Un par de parrafos de mbembe que no quiero perder. del artículo Necropolitics, que sería lo opuesto a biopolitics, o el poder sobre la vida.



Alongside armies have therefore emerged what, following Deleuze and Guattari, we could refer to as war machines. War machines are made up of segments of armed men that split up or merge with one another depending on the tasks to be carried out and the circumstances. Polymorphous and diffuse organizations, war machines are characterized by their capacity for metamorphosis. Their relation to space is mobile. Sometimes, they enjoy complex links with state forms (from autonomy to incorporation). The state may, of its own doing, transform itself into a war machine. It may moreover appropriate to itself an existing war machine or help to create one. War machines function by borrowing from regular armies while incorporating new elements well adapted to the principle of segmentation and deterritorialization. Regular armies, in turn, may readily appropriate some of the characteristics of war machines. A war machine combines a plurality of functions. It has the features of a political organization and a mercantile company.
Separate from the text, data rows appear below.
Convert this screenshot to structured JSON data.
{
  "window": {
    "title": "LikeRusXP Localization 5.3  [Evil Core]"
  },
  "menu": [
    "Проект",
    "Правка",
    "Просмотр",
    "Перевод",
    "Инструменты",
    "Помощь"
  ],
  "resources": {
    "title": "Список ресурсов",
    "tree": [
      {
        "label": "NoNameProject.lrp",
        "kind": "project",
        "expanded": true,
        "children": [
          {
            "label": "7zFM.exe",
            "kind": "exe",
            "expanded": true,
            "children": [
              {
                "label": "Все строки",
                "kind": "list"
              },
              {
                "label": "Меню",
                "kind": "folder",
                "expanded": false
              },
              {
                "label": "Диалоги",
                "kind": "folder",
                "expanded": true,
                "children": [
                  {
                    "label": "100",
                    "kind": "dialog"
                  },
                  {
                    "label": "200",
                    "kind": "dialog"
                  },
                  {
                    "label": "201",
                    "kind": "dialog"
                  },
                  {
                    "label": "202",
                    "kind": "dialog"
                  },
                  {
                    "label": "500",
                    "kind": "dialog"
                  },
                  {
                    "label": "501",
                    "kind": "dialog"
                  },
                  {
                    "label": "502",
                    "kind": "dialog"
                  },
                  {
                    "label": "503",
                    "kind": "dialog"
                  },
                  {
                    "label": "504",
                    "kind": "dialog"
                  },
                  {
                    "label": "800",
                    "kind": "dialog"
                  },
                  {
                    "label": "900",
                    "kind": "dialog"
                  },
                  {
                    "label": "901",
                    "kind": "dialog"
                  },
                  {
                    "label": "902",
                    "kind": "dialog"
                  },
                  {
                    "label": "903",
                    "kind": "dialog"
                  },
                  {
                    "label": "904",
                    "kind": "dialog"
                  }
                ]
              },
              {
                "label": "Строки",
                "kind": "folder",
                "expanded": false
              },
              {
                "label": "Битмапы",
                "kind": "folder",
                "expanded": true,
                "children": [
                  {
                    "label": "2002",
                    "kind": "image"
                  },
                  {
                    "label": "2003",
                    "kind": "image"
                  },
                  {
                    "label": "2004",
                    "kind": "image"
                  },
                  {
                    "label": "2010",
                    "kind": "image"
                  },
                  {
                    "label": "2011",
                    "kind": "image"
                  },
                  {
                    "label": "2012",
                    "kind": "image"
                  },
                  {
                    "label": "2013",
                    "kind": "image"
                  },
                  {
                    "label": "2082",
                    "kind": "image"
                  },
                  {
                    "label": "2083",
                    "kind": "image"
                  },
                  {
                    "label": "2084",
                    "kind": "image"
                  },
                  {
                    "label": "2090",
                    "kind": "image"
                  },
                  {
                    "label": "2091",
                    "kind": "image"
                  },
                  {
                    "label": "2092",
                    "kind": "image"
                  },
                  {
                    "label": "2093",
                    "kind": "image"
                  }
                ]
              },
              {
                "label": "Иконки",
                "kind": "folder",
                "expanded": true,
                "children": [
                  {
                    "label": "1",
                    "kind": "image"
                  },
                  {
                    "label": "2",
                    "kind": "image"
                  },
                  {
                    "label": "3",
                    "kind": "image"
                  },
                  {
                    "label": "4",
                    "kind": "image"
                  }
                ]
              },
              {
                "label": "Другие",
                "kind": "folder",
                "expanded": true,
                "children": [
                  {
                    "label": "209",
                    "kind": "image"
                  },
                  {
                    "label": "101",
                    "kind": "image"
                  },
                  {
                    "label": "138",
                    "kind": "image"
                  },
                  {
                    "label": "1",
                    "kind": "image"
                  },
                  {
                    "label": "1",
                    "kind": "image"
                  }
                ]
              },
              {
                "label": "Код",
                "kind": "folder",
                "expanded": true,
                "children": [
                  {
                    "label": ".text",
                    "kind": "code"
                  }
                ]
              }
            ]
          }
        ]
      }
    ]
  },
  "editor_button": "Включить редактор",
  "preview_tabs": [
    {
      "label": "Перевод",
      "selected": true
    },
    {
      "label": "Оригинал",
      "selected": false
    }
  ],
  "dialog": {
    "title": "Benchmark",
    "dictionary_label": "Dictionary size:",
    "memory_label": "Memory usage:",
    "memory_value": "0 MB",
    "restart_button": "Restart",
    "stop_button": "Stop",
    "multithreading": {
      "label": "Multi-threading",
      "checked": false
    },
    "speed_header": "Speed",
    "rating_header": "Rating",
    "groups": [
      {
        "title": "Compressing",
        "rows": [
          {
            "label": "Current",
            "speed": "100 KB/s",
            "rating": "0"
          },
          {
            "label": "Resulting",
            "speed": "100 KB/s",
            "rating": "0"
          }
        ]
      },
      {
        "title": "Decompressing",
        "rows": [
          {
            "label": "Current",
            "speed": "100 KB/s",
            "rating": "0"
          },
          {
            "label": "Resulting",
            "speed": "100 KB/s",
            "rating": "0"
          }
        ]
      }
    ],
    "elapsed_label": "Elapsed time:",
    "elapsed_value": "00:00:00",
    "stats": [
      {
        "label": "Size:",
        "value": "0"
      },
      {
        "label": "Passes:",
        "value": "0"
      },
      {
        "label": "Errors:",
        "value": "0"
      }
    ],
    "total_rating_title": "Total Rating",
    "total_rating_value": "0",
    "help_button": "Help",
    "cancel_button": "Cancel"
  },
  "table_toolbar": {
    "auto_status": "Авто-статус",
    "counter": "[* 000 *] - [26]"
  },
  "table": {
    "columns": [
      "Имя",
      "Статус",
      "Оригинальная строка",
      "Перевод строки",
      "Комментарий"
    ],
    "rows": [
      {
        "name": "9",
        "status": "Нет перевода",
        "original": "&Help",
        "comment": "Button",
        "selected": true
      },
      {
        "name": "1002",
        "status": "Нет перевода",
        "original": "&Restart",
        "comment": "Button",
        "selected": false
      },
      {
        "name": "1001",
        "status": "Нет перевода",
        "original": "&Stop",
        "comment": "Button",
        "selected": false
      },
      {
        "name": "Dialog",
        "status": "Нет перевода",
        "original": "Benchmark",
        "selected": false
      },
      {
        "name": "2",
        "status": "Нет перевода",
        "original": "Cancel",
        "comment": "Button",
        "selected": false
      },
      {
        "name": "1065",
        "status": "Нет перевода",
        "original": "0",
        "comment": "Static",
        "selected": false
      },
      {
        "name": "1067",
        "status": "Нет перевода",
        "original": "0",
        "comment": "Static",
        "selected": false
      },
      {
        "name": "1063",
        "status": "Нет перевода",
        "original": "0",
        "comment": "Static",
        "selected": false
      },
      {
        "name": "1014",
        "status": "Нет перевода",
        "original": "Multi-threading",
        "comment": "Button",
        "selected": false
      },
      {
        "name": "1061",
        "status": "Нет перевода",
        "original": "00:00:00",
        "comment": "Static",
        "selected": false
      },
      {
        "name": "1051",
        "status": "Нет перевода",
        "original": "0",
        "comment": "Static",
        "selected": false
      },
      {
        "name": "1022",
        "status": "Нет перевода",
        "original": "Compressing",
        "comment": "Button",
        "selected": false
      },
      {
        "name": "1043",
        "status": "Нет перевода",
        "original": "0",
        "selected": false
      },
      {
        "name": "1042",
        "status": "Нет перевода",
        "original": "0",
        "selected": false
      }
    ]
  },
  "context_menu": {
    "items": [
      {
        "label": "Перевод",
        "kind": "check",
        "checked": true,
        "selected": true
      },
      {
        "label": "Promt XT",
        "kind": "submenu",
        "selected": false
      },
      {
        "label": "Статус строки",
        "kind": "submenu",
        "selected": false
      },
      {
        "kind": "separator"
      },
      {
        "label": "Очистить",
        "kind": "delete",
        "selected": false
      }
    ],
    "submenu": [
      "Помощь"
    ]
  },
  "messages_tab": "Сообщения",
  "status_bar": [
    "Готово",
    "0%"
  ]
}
It operates through capture and depredations and can even coin its own money.
(Mbembe 2003 :22)

Correlated to the new geography of resource extraction is the emergence of an unprecedented form of governmentality that consists in the management of the multitudes.The extraction and looting of natural resources by war machines goes hand in hand with brutal attempts to immobilize and spatially fix whole categories of people or, paradoxically, to unleash them, to force them to scatter over broad areas no longer contained by the boundaries of a territorial state. As a political category, populations are then disaggregated into rebels, child soldiers, victims or refugees, or civilians incapacitated by mutilation or simply massacred on the model of ancient sacrifices, while the “survivors,” after a horrific exodus, are confined in camps and zones of exception.